Kemenhub Bangun 3 Kapal Penyeberangan

BERITABUANA.CO, MAKASSAR – KementerianPerhubungan membangun 3 kapal penyeberangan guna melayani penumpang untuk Danau Matano, Danau Towuti, dan Kepulauan Selayar di galangan PT Industri Kapal Indonesia (Persero) Makassar.

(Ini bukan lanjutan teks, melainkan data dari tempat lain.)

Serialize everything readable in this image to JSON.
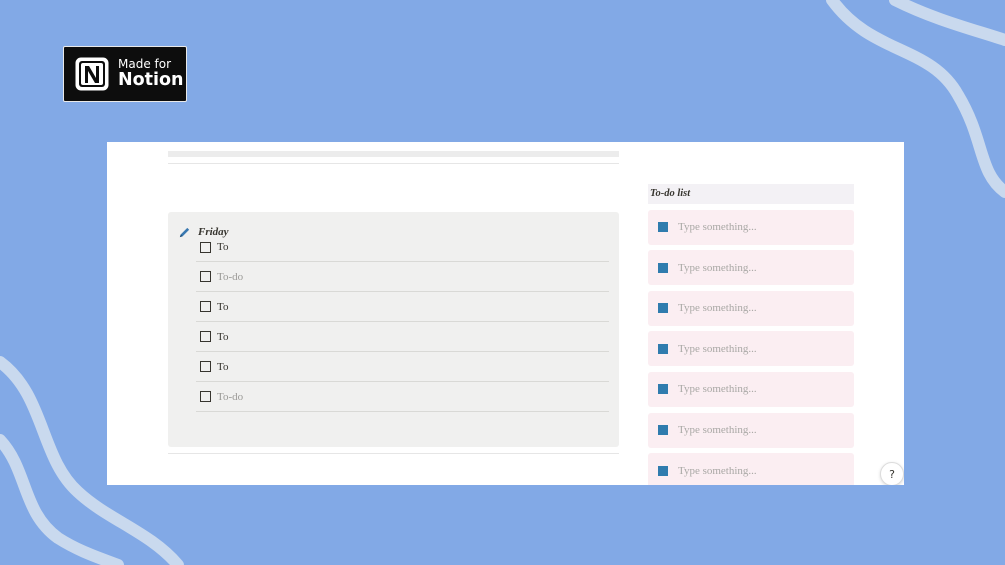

“Saat ini kapal yang akan dilaksanakan (keel laying) merupakan Sister Ships dari kapal penyeberangan dengan tonase serupa yang pernah dibangun sebelumnya. Kita sudah menetapkan 2 unit kapal penyeberangan penumpang Ro-Ro 200 GT masing-masing senilai Rp34 miliar untuk Danau Matano yang akan melayani lintas Soroako-Nuha dan Danau Towuti yang akan melayani lintas Timampu-Beau (Tokalimbo) serta 1 unit kapal Ro-Ro 500 GT senilai Rp36 miliar untuk Kepulauan Selayar dengan berbagai ukuran dan skema multi Years Contract,” tutur Dirjen Perhubungan Darat, Budi Setiyadi saat menyaksikan Peletakan Lunas (Keel Laying) terpadu pembangunan 3 unit kapal penyeberangan tersebut, Rabu (9/10/2019) di Areal Plater Shop PT Industri Kapal Indonesia (Persero) Makassar.

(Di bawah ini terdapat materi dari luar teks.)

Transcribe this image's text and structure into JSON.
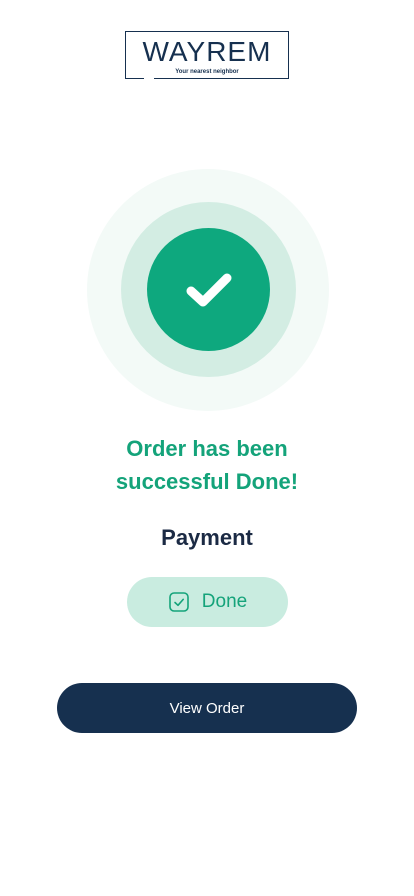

Ikut bersama Dirjen Budi, Direktur Transportasi Sungai, Danau, dan Penyeberangan Chandra Irawan, peletakan lunas merupakan awal dari konstruksi kapal yang dianggap sebagai momentum hari kelahiran kapal baru, diawali dengan pembuatan rangka lunas kapal.

Menurut Dirjen Budi, pembangunan 3 kapal ini merupakan komitmen pemerintah dalam hal memperbaiki pelayanan dan memperbaiki aspek keselamatan di bidang pelayaran.

“Saya mengucapkan selamat kepada PT Industri Kapal Indonesia (Persero) dan PT Citra Bahari Shipyard yang telah mendapatkan kepercayaan pemerintah untuk melaksanakan pembangunan Kapal Penyeberangan Penumpang untuk Danau Matano dan Danau Towuti serta Kepulauan Selayar tahun 2019-2020, semoga kapal penyeberangan yang akan dioperasikan di Provinsi Sulawesi Selatan ini dapat dimanfaatkan secara optimal,” kata Dirjen Budi.

Dalam tahun anggaran 2019, ungkapnya, Ditjen Perhubungan Darat melaksanakan pembangunan kapal penyeberangan sebanyak 8 unit kapal penyeberangan Ro-Ro  dan 7 unit Bus Air  dengan berbagai ukuran. Secara kontraktual, 4 unit kapal penyeberangan Ro-Ro akan selesai masa pembangunannya pada tahun 2019 dan akan segera dioperasikan sesuai dengan lintasannya.

Dirjen Budi menjelaskan, adapun 4 kapal penyeberangan dan 7 Unit Bus Air yang akan mulai dibangun pada tahun 2019,  yaitu Kapal Penyeberangan Ro-Ro 500 GT untuk Kepulauan Selayar TA 2019-2020, Kapal Penyeberangan Ro-Ro 200 GT untuk Danau Matano tahun 2019-2020, Kapal Penyeberangan Ro-Ro 200 GT untuk Danau Towuti tahun 2019-2020, Kapal Penyeberangan Ro-Ro 200 GT untuk Danau Toba  tahun 2019-2020, dan 5 Unit Bus Air kapasitas 20 penumpang untuk Kabupaten Asmat, 2 Unit Bus Air (Prototype) untuk Danau Toba tahun 2019.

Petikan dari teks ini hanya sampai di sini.